Context: Hanging incandescent fixtures. Introduction of hanging ceilings with embedded lighting.
Confounds: Electroluminescent tech never came together, remaining dim, short-lived, and power hungry. Gas-discharge fluorescent tube dominated. Residential remained incandescent, eventually switching to CFD and LEDs. Window film invented a couple of years later. Window film, window insulation, and AC, enabled glass walls.
Ceilings - yes (inset fixtures and diffusers). Walls - yes (glass) and no (other). Variety of colors - no/kinda (aside from 1960's transients and customized dorm rooms, only limited blackbody colors). Change - no.
So, "kinda"? The prediction bet on the wrong horse, and lost properties specific to it. But it was partially saved by changing window tech and glass walls.
>> Windows need be no more than an archaic touch, and even when present will be polarized to block out the harsh sunlight.
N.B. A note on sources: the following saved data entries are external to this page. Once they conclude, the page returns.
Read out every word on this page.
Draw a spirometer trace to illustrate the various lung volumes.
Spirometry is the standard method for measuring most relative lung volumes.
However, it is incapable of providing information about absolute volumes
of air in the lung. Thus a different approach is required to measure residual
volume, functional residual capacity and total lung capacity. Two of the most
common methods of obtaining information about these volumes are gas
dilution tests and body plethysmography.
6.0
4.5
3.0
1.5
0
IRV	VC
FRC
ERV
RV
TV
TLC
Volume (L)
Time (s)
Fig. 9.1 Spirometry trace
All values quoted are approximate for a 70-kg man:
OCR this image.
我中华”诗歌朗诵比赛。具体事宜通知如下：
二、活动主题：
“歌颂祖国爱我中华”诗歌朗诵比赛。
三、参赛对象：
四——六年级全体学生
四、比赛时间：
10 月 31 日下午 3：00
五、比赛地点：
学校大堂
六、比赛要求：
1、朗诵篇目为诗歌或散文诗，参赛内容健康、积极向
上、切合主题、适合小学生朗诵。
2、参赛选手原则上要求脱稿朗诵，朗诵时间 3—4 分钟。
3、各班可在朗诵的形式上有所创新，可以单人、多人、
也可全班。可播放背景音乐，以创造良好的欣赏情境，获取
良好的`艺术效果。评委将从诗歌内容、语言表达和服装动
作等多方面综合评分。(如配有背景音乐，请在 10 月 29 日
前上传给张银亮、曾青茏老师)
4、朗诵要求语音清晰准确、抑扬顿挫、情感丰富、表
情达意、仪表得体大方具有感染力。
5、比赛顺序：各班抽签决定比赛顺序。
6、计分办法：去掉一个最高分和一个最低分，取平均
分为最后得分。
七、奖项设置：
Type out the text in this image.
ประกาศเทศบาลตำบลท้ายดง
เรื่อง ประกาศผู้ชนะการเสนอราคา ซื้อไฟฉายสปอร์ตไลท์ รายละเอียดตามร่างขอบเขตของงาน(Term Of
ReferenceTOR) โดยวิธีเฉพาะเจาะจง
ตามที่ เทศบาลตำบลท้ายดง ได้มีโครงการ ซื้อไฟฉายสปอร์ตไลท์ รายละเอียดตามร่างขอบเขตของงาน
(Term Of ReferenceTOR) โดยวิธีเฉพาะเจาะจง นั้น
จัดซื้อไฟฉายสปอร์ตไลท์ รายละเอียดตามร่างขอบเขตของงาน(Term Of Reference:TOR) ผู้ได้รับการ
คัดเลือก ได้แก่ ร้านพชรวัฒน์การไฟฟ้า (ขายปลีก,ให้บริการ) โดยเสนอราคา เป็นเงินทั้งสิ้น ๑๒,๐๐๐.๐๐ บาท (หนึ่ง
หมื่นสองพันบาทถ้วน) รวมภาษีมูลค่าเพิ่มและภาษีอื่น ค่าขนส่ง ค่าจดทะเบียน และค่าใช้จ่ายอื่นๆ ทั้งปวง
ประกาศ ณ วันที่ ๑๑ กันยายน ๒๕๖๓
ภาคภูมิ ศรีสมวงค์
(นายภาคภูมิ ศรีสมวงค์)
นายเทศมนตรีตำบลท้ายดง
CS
The degree of opacity of the glass may even be made to alter automatically in accordance with the intensity of the light falling upon it.
> 2 - Windows mostly obsolete - no
... A conversation in 2034: Omari: Windows are archaic? That's silly. Li Xiu Ying: Yeah (gestures to create a shared AR window).
Windows, as a 1964-like dominating primary tech for lighting and cooling, do seem archaic.
Confounds: Window tint and window insulation reduced the downsides of windows, so high ceilings and fans went away, but windows didn't. People like natural light. Reduced importance of shades/blinds/drapes has left them mostly manual, and less common. Adjustable-opacity window tech never came together.
Archaic - kinda. Polarized - yes. Opacity alters - no.
Story: Why does the newish MIT Media Lab's facade have a lattice of bars? The building code has a 1970's limit on window percentage, to save energy. That's now obsoleted by better films, but... code.
Story: It's summer in the 1950's, and your office near the top of the Empire State Building is sweltering. What do you do? Open some windows to get a cross-ventilating breeze going, of course, what else is there?
Takeaways: Bet on trends, not single horses. It seems common when judging past predictions, to neglect the past context, and thus to underestimate how much they got right.
“In 2014, there is every likelihood that the world population will be 6,500,000,000 and the population of the United States will be 350,000,000. Boston-to-Washington, the most crowded area of its size on the earth, will have become a single city with a population of over 40,000,000”.